Tampoco tenían ya relevancia las denuncias que desde las altas esferas de la diplomacia mundial aseguraban que no había motivos reales para invadir a Irak. Decenas de expertos y diplomáticos habían asegurado que el sanguinario dictador Saddam Hussein no tenía armas de destrucción masiva, como afirmaban los halcones estadounidenses encabezados por Donald Rumsfeld, ni mucho menos había tenido algo que ver con los ataques del World Trade Center de Nueva York.
No pasaría mucho tiempo para que se confirmara que los líderes de la ultraderecha estadounidense habían montado aquella guerra a punta de mentiras. Y mucho peor, bastarían unas pocas horas para confirmar que el Ejército de Hussein era mucho más débil de lo que se creía. Pero aun así la invasión continuó. Ante la opinión pública los halcones gringos afirmaron, entre otras cosas, que querían convertir a Irak en un ejemplo democrático que contagiara en toda la región de Medio Oriente. “Irak será un brillante ejemplo de libertad”, dijo en su momento con el máximo cinismo el presidente George W. Bush, al tiempo que hablaba de erradicar a los grupos extremistas relacionados con Al Qaeda que supuestamente tenían su base en Irak.
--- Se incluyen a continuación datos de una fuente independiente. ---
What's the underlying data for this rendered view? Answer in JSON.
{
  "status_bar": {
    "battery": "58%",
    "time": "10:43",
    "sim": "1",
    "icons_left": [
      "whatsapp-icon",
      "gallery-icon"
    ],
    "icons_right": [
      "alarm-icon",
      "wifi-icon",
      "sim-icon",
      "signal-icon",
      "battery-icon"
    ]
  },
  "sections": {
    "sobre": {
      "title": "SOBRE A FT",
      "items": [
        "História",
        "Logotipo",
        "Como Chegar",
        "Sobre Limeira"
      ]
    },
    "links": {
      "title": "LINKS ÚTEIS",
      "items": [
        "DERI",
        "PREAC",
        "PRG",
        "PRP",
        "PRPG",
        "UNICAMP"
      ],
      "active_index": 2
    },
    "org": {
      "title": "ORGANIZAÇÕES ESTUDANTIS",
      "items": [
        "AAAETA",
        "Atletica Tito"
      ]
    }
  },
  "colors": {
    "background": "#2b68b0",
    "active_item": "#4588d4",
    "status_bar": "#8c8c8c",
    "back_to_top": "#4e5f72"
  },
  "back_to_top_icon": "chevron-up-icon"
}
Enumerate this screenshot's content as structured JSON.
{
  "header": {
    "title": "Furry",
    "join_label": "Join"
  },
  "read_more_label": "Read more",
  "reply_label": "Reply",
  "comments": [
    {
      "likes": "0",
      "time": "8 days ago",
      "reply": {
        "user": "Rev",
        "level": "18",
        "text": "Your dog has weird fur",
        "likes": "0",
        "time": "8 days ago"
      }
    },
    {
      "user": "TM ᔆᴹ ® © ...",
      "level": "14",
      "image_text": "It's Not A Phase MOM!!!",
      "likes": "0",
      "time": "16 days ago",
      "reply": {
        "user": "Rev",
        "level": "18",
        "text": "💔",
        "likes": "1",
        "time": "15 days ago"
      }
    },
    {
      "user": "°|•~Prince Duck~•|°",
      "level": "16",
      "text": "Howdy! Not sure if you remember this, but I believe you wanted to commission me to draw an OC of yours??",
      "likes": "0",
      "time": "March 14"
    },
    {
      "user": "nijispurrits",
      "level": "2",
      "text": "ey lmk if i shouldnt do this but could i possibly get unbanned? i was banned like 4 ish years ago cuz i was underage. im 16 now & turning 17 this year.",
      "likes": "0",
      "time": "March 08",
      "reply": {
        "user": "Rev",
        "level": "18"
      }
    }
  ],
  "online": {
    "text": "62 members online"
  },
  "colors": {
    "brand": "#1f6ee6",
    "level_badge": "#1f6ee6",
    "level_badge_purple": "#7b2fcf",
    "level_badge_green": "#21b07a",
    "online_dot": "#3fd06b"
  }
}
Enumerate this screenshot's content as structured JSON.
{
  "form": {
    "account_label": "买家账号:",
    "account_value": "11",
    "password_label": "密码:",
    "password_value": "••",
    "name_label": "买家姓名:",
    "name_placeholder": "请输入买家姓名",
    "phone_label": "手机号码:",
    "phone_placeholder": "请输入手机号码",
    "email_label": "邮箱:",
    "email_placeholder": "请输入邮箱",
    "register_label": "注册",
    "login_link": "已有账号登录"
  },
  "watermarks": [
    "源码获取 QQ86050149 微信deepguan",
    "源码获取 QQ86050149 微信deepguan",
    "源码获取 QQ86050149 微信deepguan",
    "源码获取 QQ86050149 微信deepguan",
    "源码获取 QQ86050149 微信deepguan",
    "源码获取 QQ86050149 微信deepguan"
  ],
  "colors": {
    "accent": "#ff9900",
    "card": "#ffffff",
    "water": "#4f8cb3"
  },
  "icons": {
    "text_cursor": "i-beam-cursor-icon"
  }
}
Hoy, diez años después de comenzada la guerra y tras 15 meses de la retirada de las tropas norteamericanas de ese país, la situación no puede ser más diferente. La tensión sectaria y la crisis política que se ha recrudecido en los últimos meses han despertado temores de que Irak pueda acabar sumido en una guerra civil que termine por desestabilizar a una región cuyo futuro es incierto.
Mientras en Túnez o Egipto los partidos islamistas no han logrado cumplir las expectativas de aquellos que arriesgaron sus vidas por las revoluciones árabes, la guerra civil siria no solo ha profundizado la división sectaria entre sunitas y chiitas (los alauitas, la secta a los que pertenece Bashar Al-Assad, son una rama del chiismo) sino que ha desatado una nueva ola de fundamentalismo islámico que podría volver a ensañarse con Irak. Entre 2006 y 2008, el país vivió una sanguinaria época de violencia en la que organizaciones islámicas vinculadas a Al Qaeda lo llevaron a un caos que dejó más de 65.000 muertos.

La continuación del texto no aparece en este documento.